I’m not so happy when my son borrows books from his friends, since these tend to disappear into the mess that is his room, and it’s a mental challenge for both of us to make sure they get returned. Library books are less of a problem, since they’re all labeled as such. But I can’t tell, by looking at other books, if they’re something my son owns or has borrowed from a buddy. And he’s not organized enough to put a sticky note on them when he first brings them home. Luckily, his friends don’t seem to care how quickly the books come back, so our “you’re going to clean up now, let’s go through everything” rampages every couple months seem to suffice at turning things up.
John: This is an interesting topic. As a general rule, loaning and borrowing amongst friends has not been a problem for us. Jeanine is a bit territorial with her books though. I once offered up her copy of Joan Didion’s The Year of Magical Thinking to one of our friends and she was relentless about wanting it back. It was like I had loaned out a family heirloom without her permission. I finally called the friend and asked if we could get it back. I felt stupid making the call, but Jeanine wouldn’t quit bugging me about it. When the book was returned to our shelves, I eventually got around to reading it too and I have to admit, I’m not sure what all the fuss was about…
But as you might suspect, we don’t loan out books anymore. Funny thing, the above mentioned friend… her partner needed a black cocktail dress for a reunion and I opened my closet to her. She returned it promptly, but quite frankly, I could have cared less if she had kept it. I was happy somebody was getting use out of something that I had worn once and it was just taking up space in the back of my closet — next to the ski pants that I only wear once a year. Come to think of it, that same friend has borrowed those too. And returned them promptly. See… no big deal.
If its a small item, like a book or clothing, I only loan out what I am willing to never see again. Case in point- our church had many discussion groups about the concept of living simply and I had brought in some books on the subject. I loaned out a book I knew I might not see again- and never have. On one level, it was decluttering at its finest- passing on a book to someone who needed it; but on another level- I don’t have a book I liked (!).
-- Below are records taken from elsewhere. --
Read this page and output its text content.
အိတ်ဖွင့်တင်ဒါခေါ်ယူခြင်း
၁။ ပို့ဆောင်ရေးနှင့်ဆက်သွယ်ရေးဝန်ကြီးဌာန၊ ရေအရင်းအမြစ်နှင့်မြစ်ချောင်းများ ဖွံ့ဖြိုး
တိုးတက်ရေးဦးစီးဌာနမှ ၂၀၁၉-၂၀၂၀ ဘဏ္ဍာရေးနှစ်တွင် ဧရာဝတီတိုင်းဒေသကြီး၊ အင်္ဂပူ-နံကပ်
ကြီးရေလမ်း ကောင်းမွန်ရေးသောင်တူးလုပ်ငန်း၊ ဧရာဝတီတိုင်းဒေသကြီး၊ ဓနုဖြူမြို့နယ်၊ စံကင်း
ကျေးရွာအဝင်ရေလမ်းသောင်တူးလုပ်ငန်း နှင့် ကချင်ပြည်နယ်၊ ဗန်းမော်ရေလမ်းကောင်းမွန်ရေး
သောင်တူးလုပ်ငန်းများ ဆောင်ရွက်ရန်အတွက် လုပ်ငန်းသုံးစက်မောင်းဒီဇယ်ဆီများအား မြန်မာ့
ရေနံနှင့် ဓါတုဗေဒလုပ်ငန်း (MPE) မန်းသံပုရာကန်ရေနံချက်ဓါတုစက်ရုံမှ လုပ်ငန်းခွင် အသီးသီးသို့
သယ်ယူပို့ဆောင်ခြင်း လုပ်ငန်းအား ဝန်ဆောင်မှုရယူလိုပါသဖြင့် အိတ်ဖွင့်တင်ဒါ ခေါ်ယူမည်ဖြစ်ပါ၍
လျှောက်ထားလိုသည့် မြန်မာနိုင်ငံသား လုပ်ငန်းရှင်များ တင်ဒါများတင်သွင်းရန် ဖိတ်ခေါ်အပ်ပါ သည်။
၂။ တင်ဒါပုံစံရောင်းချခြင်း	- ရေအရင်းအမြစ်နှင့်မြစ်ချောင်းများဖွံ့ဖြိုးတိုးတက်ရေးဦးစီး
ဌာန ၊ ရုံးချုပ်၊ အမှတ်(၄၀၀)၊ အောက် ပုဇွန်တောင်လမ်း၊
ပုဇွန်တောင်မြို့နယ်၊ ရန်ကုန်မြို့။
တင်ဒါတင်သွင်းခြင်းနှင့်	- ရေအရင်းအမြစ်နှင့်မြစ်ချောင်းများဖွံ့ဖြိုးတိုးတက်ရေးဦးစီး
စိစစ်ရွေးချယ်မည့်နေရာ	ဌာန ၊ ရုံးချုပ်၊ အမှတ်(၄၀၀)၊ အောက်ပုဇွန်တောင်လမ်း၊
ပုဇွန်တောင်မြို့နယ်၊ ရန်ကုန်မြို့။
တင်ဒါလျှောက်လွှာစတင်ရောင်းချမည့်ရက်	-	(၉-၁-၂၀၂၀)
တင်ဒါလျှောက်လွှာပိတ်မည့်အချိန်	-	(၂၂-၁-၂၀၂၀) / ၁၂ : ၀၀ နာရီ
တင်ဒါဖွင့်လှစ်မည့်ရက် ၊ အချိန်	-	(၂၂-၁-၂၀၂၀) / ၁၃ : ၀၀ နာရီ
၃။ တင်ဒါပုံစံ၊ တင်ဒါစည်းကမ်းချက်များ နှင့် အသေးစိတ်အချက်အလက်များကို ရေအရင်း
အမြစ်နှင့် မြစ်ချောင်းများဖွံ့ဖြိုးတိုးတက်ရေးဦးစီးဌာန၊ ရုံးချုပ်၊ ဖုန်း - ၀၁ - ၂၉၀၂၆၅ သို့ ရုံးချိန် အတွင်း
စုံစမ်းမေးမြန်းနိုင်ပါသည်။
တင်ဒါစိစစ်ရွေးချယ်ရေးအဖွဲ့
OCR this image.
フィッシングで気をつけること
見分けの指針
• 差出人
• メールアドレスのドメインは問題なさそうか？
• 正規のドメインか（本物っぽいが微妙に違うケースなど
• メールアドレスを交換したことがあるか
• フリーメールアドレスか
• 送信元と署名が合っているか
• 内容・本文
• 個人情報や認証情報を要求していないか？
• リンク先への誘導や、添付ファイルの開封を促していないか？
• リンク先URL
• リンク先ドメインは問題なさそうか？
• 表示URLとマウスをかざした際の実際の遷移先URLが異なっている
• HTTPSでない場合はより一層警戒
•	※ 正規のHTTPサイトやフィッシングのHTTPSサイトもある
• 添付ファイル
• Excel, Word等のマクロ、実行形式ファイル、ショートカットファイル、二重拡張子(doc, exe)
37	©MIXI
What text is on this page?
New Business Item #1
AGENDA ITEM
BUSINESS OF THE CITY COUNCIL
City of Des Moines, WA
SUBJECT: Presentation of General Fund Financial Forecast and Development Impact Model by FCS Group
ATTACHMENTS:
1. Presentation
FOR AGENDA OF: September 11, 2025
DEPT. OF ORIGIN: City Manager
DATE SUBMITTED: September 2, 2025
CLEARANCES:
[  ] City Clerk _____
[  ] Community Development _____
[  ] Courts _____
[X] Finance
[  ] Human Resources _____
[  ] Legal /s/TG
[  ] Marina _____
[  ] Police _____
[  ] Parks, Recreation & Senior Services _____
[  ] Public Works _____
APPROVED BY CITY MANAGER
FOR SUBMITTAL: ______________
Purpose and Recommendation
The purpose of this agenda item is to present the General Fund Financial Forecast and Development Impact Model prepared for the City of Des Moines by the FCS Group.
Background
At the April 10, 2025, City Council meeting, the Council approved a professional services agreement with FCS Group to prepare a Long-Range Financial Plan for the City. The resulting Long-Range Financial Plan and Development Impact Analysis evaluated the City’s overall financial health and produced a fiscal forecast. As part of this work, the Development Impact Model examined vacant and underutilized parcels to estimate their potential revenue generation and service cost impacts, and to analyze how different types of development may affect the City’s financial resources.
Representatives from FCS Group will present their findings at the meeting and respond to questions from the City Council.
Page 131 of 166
Big items, like the aforementioned ladder, are loaned out at hubby’s discretion- since she’s the one usually directly involved with their use. (Okay, y’all know I’m a big ole femme!) She is on the case as to how long it is expected to be gone and follows up closely as to when the user is finished. She makes absolutely sure to get our ladder, mower, whatever back at the stated time or with an amended return date/time.
She is also a stickler at making sure anything we borrow gets back on time. Even library books (where I fail big time!).